24 345
Regels met betrekking tot de oprichting van de naamloze vennootschap N.V. RBB (wet privatisering RBB)

nr. 13
BRIEF VAN DE MINISTER VAN BINNENLANDSE ZAKEN

Aan de Voorzitter van de Tweede Kamer der Staten-Generaal

's-Gravenhage, 8 november 1996

In mijn brief d.d. 30 mei 1996 (24 345, nr. 12) heb ik u meegedeeld dat op 29 mei 1996 een «overeenkomst op hoofdlijnen» inzake een fusie van de Arbo-diensten van de Staat, Philips en de NS is getekend. In aanvulling op deze brief kan ik u thans meedelen dat er definitieve overeenstemming is bereikt over een aandeelhoudersovereenkomst tussen de Staat, Philips en NS, inzake de juridische fusie per 1 januari 1996 van de N.V. RBB, Philips Arbo-dienst B.V. en SE Arbo B.V.1

De op te richten vennootschap krijgt de vorm van een besloten vennootschap met beperkte aansprakelijkheid. De naam van de nieuwe vennootschap zal na de juridische fusie openbaar worden gemaakt.

De Staat der Nederlanden die thans 100% van de aandelen van de N.V. RBB houdt, verkrijgt in de nieuwe vennootschap 48% van het geplaatste aandelenkapitaal. Nederlandse Philips Bedrijven B.V. verkrijgt 27,5% en N.S. Groep N.V. verkrijgt 24,5% van het geplaatste aandelenkapitaal. De Raad van Commissarissen zal bestaan uit vier leden, waarvan twee worden benoemd door de minister van Binnenlandse Zaken in overeenstemming met de minister van Financiën, namens de Staat.
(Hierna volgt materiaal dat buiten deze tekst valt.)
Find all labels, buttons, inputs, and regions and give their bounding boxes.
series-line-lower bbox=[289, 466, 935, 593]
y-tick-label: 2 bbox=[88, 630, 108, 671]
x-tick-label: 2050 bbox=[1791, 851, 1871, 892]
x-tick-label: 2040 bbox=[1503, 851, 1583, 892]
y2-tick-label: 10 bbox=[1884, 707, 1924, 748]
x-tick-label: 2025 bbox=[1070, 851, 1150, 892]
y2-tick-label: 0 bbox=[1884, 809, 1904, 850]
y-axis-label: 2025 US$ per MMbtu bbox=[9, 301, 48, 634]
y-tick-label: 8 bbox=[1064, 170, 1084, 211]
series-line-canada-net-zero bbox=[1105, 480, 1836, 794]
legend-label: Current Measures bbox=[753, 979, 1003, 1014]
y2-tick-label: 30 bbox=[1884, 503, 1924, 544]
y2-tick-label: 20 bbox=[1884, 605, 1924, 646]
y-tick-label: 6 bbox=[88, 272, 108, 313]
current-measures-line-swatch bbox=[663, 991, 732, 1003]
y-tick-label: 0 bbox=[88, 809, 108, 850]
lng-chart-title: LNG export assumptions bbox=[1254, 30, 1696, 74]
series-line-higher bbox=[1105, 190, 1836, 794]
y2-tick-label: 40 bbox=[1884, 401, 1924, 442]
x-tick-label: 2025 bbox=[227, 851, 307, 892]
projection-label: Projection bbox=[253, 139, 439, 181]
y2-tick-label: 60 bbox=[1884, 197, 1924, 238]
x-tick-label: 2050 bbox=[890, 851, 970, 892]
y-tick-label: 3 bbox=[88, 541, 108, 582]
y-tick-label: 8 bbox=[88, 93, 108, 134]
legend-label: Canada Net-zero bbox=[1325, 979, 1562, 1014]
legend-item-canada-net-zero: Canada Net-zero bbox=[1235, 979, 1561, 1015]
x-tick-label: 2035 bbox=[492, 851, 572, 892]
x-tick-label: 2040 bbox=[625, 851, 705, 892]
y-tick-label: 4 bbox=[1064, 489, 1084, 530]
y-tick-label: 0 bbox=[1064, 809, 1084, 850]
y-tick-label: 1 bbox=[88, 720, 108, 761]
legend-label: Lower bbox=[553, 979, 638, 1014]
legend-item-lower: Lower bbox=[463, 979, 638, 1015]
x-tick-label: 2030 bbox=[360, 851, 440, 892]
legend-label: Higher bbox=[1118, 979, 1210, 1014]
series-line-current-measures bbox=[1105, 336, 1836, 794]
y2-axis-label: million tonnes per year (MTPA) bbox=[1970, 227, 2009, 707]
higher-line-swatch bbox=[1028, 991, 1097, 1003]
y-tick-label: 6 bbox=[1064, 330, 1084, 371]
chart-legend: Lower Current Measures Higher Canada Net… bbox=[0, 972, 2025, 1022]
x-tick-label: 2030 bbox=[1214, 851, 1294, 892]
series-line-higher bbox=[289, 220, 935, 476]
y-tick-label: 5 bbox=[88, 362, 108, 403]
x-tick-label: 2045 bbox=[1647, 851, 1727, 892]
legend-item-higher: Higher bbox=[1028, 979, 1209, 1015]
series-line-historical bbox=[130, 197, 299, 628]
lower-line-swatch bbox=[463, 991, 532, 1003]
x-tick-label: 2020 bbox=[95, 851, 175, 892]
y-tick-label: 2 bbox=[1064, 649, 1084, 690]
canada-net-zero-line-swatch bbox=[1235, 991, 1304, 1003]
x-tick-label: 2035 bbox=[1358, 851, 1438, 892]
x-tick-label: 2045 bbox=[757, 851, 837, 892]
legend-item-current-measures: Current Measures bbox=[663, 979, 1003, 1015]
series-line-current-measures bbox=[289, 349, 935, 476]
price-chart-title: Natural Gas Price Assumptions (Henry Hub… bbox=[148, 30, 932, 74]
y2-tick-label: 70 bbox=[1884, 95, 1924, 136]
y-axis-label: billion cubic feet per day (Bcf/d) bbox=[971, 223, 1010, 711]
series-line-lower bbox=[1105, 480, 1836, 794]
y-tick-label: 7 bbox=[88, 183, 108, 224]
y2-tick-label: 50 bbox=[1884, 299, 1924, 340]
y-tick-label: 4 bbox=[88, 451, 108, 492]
De vennootschap krijgt een driehoofdige directie, samengesteld uit de huidige directeuren van de drie afzonderlijke Arbo-diensten. Deze directie staat onder voorzitterschap van de huidige directeur van de N.V. RBB, mevrouw drs. H. Donkervoort.

De Staat heeft de N.V. RBB per privatiseringsdatum van 1 juli 1996 een lening verstrekt ter waarde van f 6,740 mln. Deze lening wordt op het moment van fusie afgelost door de N.V. RBB; tegelijkertijd zal de Staat aan de na fusie ontstane vennootschap een kortlopende lening verstrekken ter waarde van f 5 mln. Deze lening wordt in een aantal tranches afgelost. De laatste aflossing vindt plaats uiterlijk 31 december 1998.

De Minister van Binnenlandse Zaken,

H. F. Dijkstal


XNoot
1

Ter vertrouwelijke inzage, alleen voor de leden, gelegd bij de afdeling Parlementaire Documentatie.